Several 7alpha-chloro and 7alpha-methoxy cephalosporin thiolester sulphones variously substituted at the C-3' position were synthesized from 7-amino-3-deacetoxycephalosporanic acid (7-ADCA). The compounds are time-dependent inhibitors of human leukocyte elastase (HLE) with effective K(i) ranging from micro- to nanomolar values, and second order rate constant reaching 10(6) M-1s-1; they also inhibit porcine pancreatic elastase with similar, though not identical efficiency. Compared to the corresponding cephem esters, the thiolesters of the 7-Cl series inhibit HLE up to 10 times as fast. Complete enzyme inactivation is achieved when a leaving group at C-3' (OAc or S-Het) is present, at the expense however of stability towards hydrolytic beta-lactam cleavage.
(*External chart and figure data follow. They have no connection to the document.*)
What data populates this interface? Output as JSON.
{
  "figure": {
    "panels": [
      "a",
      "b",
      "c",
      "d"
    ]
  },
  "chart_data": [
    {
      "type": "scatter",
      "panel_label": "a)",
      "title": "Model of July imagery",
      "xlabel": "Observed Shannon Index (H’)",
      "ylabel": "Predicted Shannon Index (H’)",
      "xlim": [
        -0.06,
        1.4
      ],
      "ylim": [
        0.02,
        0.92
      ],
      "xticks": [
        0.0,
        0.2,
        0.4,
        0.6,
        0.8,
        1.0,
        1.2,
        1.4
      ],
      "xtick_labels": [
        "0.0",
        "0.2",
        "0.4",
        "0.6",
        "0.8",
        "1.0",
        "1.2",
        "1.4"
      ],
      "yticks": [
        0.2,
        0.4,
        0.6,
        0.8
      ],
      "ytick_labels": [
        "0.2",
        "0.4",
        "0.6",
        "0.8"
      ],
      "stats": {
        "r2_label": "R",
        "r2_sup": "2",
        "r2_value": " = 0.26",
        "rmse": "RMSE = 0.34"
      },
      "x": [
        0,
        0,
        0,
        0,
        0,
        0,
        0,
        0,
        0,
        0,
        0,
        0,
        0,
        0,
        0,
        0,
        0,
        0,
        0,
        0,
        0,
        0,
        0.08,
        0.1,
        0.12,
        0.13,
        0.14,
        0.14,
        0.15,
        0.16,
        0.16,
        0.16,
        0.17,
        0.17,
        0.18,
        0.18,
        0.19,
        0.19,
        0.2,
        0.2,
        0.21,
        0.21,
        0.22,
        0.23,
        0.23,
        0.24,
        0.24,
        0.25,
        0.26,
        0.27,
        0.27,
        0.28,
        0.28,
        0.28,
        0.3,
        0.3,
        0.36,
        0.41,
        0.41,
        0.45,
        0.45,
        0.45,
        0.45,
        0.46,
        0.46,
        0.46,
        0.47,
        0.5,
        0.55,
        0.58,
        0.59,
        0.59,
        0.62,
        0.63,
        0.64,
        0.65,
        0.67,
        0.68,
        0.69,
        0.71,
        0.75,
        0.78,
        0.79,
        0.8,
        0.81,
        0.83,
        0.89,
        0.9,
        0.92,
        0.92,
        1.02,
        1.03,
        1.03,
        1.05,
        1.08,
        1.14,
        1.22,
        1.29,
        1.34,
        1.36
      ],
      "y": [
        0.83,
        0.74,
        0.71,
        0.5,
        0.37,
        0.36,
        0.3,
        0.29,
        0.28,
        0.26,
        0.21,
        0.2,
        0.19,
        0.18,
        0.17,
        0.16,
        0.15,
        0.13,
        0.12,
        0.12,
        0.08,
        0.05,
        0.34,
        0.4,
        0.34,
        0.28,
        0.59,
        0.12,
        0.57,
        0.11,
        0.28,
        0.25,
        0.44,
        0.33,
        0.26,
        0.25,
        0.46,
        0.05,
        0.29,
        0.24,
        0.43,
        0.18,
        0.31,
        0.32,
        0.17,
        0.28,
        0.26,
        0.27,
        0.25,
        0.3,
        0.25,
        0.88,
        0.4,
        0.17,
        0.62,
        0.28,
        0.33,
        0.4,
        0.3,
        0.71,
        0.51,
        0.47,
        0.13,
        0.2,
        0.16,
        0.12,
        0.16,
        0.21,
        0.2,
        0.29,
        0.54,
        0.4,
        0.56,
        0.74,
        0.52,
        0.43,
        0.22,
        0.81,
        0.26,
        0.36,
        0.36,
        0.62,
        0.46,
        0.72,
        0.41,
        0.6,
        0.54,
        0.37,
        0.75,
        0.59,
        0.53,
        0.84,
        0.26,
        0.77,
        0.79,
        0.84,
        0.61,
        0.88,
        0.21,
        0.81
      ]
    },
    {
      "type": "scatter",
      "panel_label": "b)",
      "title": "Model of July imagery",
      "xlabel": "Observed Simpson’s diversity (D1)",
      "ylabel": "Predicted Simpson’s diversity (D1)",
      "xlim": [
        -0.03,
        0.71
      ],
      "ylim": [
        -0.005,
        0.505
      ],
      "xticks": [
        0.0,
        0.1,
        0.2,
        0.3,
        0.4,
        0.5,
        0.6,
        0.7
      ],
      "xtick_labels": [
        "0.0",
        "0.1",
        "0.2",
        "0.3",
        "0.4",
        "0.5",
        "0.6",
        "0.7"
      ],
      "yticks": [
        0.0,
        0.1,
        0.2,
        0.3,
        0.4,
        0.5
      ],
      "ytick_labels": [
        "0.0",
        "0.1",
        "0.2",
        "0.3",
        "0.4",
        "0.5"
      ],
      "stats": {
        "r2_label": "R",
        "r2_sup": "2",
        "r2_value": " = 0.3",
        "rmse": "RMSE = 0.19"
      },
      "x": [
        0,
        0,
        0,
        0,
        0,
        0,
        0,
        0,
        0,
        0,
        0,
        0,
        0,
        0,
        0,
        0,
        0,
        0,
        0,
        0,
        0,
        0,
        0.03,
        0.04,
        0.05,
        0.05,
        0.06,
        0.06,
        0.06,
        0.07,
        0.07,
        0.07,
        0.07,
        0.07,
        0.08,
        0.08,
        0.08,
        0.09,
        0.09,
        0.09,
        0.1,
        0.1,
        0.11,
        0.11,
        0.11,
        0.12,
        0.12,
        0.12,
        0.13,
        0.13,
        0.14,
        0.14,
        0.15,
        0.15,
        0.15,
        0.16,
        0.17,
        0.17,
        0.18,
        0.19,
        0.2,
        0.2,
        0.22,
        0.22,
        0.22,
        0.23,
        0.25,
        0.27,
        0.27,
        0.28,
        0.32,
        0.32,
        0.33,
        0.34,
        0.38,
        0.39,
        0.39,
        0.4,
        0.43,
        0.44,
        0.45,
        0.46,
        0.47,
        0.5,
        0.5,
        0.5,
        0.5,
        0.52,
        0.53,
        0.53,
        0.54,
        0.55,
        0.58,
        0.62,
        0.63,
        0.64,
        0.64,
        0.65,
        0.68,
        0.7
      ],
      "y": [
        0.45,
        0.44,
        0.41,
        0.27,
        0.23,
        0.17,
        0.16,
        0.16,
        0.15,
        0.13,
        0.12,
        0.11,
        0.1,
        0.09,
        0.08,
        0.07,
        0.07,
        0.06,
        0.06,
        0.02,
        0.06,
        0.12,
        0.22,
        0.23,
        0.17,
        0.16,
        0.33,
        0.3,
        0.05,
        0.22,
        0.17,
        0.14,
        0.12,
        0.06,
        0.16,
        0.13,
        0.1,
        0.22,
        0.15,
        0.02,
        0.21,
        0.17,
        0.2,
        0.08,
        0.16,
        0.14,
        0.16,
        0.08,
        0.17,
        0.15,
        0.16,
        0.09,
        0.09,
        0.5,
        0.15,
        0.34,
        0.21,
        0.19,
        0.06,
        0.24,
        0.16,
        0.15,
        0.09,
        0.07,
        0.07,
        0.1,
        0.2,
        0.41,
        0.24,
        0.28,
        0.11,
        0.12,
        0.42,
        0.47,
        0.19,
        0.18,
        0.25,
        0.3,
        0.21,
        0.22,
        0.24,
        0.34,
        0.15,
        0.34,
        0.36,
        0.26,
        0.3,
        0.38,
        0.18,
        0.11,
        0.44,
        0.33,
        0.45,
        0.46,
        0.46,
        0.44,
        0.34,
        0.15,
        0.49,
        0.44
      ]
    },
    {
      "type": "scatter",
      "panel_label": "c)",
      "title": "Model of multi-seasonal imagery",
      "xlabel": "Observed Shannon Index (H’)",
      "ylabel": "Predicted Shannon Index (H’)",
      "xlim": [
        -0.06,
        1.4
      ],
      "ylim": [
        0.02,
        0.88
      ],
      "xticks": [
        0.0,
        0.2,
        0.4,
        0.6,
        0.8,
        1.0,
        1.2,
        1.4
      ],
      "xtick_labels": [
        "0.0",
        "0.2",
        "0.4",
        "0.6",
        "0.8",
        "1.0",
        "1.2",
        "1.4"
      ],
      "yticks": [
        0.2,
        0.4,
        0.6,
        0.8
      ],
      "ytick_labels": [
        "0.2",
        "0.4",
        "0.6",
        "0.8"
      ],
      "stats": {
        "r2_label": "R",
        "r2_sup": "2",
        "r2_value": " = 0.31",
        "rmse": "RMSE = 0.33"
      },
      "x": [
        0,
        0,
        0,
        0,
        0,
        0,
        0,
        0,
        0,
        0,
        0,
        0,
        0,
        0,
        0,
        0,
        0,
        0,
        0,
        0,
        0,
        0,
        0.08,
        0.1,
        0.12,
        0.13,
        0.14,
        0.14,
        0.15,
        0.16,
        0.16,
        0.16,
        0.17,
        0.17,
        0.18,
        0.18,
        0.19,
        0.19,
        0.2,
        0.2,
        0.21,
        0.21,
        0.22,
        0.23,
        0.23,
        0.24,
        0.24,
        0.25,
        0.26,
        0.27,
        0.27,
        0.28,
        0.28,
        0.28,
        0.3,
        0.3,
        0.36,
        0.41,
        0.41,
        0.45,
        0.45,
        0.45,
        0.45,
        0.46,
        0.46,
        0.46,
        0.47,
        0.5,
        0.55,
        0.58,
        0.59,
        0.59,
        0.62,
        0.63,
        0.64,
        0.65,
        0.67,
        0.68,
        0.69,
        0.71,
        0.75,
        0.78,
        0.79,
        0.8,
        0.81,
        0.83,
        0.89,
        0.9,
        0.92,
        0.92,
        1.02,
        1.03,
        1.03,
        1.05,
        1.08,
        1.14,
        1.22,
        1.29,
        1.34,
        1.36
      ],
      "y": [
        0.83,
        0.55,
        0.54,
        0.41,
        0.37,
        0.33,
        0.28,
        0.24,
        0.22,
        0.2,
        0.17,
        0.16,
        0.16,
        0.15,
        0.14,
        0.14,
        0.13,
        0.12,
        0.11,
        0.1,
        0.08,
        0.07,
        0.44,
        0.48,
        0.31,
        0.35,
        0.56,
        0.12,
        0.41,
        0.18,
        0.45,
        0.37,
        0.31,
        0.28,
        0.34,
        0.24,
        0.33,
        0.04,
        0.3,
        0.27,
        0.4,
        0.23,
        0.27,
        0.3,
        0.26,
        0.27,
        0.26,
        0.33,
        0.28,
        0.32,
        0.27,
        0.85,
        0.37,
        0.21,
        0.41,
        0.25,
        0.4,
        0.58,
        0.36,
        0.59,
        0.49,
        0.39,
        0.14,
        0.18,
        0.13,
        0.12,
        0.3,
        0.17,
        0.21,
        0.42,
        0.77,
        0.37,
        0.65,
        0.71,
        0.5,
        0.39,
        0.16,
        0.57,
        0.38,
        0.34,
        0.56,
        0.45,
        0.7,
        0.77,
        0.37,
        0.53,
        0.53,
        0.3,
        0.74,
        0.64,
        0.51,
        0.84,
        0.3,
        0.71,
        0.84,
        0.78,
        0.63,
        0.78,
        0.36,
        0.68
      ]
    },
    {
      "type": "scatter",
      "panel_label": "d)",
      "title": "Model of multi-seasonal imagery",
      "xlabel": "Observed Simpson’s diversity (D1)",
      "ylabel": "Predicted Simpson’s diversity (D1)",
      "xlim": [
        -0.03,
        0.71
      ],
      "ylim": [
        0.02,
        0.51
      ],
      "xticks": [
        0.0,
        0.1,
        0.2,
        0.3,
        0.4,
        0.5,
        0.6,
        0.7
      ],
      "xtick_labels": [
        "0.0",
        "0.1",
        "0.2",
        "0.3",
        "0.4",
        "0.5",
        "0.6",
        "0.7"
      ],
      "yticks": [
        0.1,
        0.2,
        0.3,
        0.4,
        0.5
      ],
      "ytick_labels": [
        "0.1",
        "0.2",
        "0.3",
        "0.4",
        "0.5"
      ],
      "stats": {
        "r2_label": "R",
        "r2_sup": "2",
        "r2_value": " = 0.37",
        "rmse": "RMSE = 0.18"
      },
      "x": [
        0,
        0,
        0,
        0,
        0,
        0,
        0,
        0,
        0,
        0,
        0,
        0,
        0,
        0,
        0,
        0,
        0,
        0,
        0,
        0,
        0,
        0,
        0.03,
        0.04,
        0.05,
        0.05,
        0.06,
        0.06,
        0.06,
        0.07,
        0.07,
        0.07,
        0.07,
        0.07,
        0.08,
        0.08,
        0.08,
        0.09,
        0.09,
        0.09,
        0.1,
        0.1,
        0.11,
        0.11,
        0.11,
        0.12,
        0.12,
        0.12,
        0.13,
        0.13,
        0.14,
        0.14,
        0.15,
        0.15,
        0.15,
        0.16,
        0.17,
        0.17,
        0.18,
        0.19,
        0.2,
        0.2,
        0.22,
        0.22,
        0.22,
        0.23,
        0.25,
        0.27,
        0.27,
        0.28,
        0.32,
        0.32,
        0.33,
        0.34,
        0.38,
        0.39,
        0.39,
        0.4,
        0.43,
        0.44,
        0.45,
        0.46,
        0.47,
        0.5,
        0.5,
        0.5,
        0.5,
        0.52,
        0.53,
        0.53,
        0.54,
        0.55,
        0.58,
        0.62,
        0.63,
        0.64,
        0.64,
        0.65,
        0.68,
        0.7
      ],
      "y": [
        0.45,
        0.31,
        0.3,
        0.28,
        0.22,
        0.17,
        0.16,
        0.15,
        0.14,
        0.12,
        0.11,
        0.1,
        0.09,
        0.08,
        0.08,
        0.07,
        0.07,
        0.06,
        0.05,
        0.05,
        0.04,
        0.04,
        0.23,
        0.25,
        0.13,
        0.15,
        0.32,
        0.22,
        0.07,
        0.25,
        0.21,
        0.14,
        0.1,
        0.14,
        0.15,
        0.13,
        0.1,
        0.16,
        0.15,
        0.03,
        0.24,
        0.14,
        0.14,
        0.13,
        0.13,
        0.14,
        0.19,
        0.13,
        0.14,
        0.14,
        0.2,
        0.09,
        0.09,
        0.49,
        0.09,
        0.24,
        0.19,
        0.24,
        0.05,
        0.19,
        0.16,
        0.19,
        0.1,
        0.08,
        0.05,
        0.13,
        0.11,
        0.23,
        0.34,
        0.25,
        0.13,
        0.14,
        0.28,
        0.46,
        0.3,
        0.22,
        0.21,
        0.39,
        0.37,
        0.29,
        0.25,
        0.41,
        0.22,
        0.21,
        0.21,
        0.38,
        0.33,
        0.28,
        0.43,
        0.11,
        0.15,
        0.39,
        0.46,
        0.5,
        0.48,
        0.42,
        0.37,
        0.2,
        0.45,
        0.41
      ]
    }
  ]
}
In the 7-OMe series the thiolester compounds are far more stable and retain good efficiency for irreversible enzyme inhibition, superior to that displayed by the corresponding ester compounds. Three representative compounds (including one ester and two thiolesters) are shown to be effective inhibitors of HLE in the presence of insoluble elastin.